The entity also known as the National Railroad Passenger Corporation had more than 31 million passengers between October 2012 and September 2013. Far and away, its Northeast Corridor is its busiest stretch, with more than a third of all passengers.
Thus, Amtrak’s three busiest stations — Penn Station, Philadelphia’s 30th Street Station and Washington’s Union Station, with annual riderships between 10 and 4 million each — are also the hardest hit.
Amtrak CEO Joe Boardman said the crash was Amtrak’s first in the Northeast Corridor in 28 years, during which time 300 million passengers had ridden its rails. He expects they’ll be able to do so again next week, starting with limited service between Philadelphia and New York on Monday.
“We’re really looking at full service by Tuesday,” Boardman said.
Official: Technology could have prevented crash
Tuesday night’s derailment was Amtrak’s ninth this year, according to the Federal Railroad Administration. But it’s not just Amtrak. The FRA notes, for example, there were 35 derailments nationwide on main railways in a single month, January 2014.
It happened again Thursday morning, when several cars from a cargo train jumped the track in Pittsburgh’s Hazelwood neighborhood, city spokesman Timothy McNulty said. That derailment was relatively minor: McNulty said there were “no passengers, no hazmat, no hazard.”
But incidents like the one in Philadelphia highlight questions about whether the nation’s rail infrastructure is adequate.
Transportation analyst Matthew L. Wald said the area where the train derailed Tuesday has had problems, calling it “an extremely heavily used stretch of track.” While acknowledging some rails need to be replaced and curves are worn, Boardman told CNN that, overall, the railway there is “in good condition.”

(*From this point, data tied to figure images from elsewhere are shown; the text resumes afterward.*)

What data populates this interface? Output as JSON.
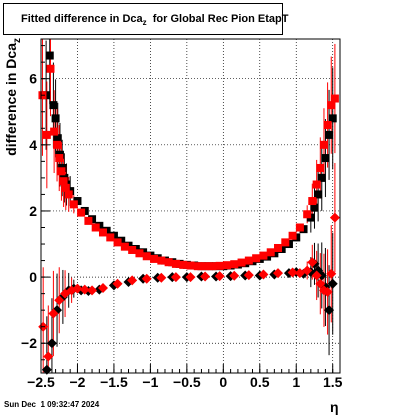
{
  "title": {
    "main": "Fitted difference in Dca",
    "sub": "z",
    "rest": "  for Global Rec Pion EtapT"
  },
  "ylabel": {
    "main": "difference in Dca",
    "sub": "z"
  },
  "xlabel": "η",
  "datestamp": "Sun Dec  1 09:32:47 2024",
  "colors": {
    "series_a": "#000000",
    "series_b": "#ff0000",
    "grid": "#000000"
  },
  "chart_data": {
    "type": "scatter",
    "xlim": [
      -2.5,
      1.6
    ],
    "ylim": [
      -2.9,
      7.2
    ],
    "grid": true,
    "x_ticks": [
      -2.5,
      -2,
      -1.5,
      -1,
      -0.5,
      0,
      0.5,
      1,
      1.5
    ],
    "x_tick_labels": [
      "−2.5",
      "−2",
      "−1.5",
      "−1",
      "−0.5",
      "0",
      "0.5",
      "1",
      "1.5"
    ],
    "y_ticks": [
      -2,
      0,
      2,
      4,
      6
    ],
    "y_tick_labels": [
      "−2",
      "0",
      "2",
      "4",
      "6"
    ],
    "series": [
      {
        "marker": "square",
        "color": "#000000",
        "x": [
          -2.43,
          -2.38,
          -2.33,
          -2.3,
          -2.27,
          -2.24,
          -2.21,
          -2.18,
          -2.15,
          -2.1,
          -2.0,
          -1.9,
          -1.8,
          -1.7,
          -1.6,
          -1.5,
          -1.4,
          -1.3,
          -1.2,
          -1.1,
          -1.0,
          -0.9,
          -0.8,
          -0.7,
          -0.6,
          -0.5,
          -0.4,
          -0.3,
          -0.2,
          -0.1,
          0.0,
          0.1,
          0.2,
          0.3,
          0.4,
          0.5,
          0.6,
          0.7,
          0.8,
          0.9,
          1.0,
          1.1,
          1.2,
          1.25,
          1.3,
          1.35,
          1.4,
          1.45,
          1.5
        ],
        "y": [
          5.5,
          6.7,
          5.2,
          4.8,
          4.2,
          3.7,
          3.3,
          3.0,
          2.8,
          2.6,
          2.3,
          2.0,
          1.75,
          1.55,
          1.4,
          1.25,
          1.1,
          0.95,
          0.85,
          0.75,
          0.65,
          0.57,
          0.5,
          0.45,
          0.4,
          0.37,
          0.35,
          0.33,
          0.33,
          0.33,
          0.33,
          0.35,
          0.38,
          0.42,
          0.48,
          0.55,
          0.62,
          0.72,
          0.85,
          1.0,
          1.2,
          1.45,
          1.8,
          2.1,
          2.5,
          3.0,
          3.6,
          4.3,
          4.8
        ]
      },
      {
        "marker": "square",
        "color": "#ff0000",
        "x": [
          -2.48,
          -2.42,
          -2.37,
          -2.32,
          -2.28,
          -2.25,
          -2.22,
          -2.19,
          -2.16,
          -2.12,
          -2.05,
          -1.95,
          -1.85,
          -1.75,
          -1.65,
          -1.55,
          -1.45,
          -1.35,
          -1.25,
          -1.15,
          -1.05,
          -0.95,
          -0.85,
          -0.75,
          -0.65,
          -0.55,
          -0.45,
          -0.35,
          -0.25,
          -0.15,
          -0.05,
          0.05,
          0.15,
          0.25,
          0.35,
          0.45,
          0.55,
          0.65,
          0.75,
          0.85,
          0.95,
          1.05,
          1.15,
          1.22,
          1.28,
          1.33,
          1.38,
          1.43,
          1.48,
          1.53
        ],
        "y": [
          5.5,
          4.3,
          6.3,
          4.4,
          4.0,
          3.6,
          3.2,
          2.9,
          2.7,
          2.5,
          2.2,
          1.95,
          1.7,
          1.5,
          1.35,
          1.2,
          1.05,
          0.92,
          0.82,
          0.72,
          0.63,
          0.55,
          0.5,
          0.45,
          0.4,
          0.37,
          0.35,
          0.33,
          0.33,
          0.33,
          0.34,
          0.36,
          0.39,
          0.44,
          0.5,
          0.57,
          0.65,
          0.75,
          0.88,
          1.05,
          1.25,
          1.5,
          1.9,
          2.3,
          2.8,
          3.3,
          4.0,
          4.6,
          5.2,
          5.4
        ]
      },
      {
        "marker": "diamond",
        "color": "#000000",
        "x": [
          -2.42,
          -2.35,
          -2.28,
          -2.2,
          -2.12,
          -2.05,
          -1.95,
          -1.85,
          -1.7,
          -1.5,
          -1.3,
          -1.1,
          -0.9,
          -0.7,
          -0.5,
          -0.3,
          -0.1,
          0.1,
          0.3,
          0.5,
          0.7,
          0.9,
          1.0,
          1.1,
          1.2,
          1.25,
          1.3,
          1.35,
          1.4,
          1.45,
          1.5
        ],
        "y": [
          -2.8,
          -2.0,
          -1.0,
          -0.6,
          -0.4,
          -0.35,
          -0.4,
          -0.42,
          -0.38,
          -0.25,
          -0.15,
          -0.05,
          -0.02,
          0.0,
          0.0,
          0.02,
          0.02,
          0.03,
          0.05,
          0.05,
          0.08,
          0.12,
          0.15,
          0.1,
          0.15,
          0.4,
          0.2,
          0.05,
          -0.3,
          -1.0,
          -0.2
        ]
      },
      {
        "marker": "diamond",
        "color": "#ff0000",
        "x": [
          -2.47,
          -2.4,
          -2.33,
          -2.25,
          -2.17,
          -2.08,
          -2.0,
          -1.9,
          -1.8,
          -1.65,
          -1.45,
          -1.25,
          -1.05,
          -0.85,
          -0.65,
          -0.45,
          -0.25,
          -0.05,
          0.15,
          0.35,
          0.55,
          0.75,
          0.95,
          1.05,
          1.15,
          1.22,
          1.28,
          1.33,
          1.38,
          1.43,
          1.48,
          1.53
        ],
        "y": [
          -1.5,
          -2.4,
          -1.1,
          -0.7,
          -0.5,
          -0.4,
          -0.35,
          -0.38,
          -0.4,
          -0.33,
          -0.2,
          -0.1,
          -0.05,
          -0.02,
          0.0,
          0.0,
          0.02,
          0.03,
          0.04,
          0.06,
          0.08,
          0.12,
          0.14,
          0.12,
          0.2,
          0.45,
          0.05,
          -0.2,
          -0.4,
          -0.45,
          0.1,
          1.8
        ]
      }
    ]
  }
}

In addition to the track’s condition, there’s a matter of the technology tied to it. Many have noted this stretch did not have an automated speed control system called positive train control that could have overridden human errors and slowed the train down.
In 2008, Congress ordered the nation’s railroads to adopt positive train control by December 2015 — but it’s looking increasingly unlikely that the deadline will be met.
“We feel that had such a system been installed in this section of track,” NTSB board member Sumwalt said, “this accident would not have occurred.”
That will happen by year’s end, Amtrak’s Boardman pledged.
“We’re very close to being able to cut it in,” Boardman said, noting that such technology already exists elsewhere in the Amtrak system. “… We will complete this.”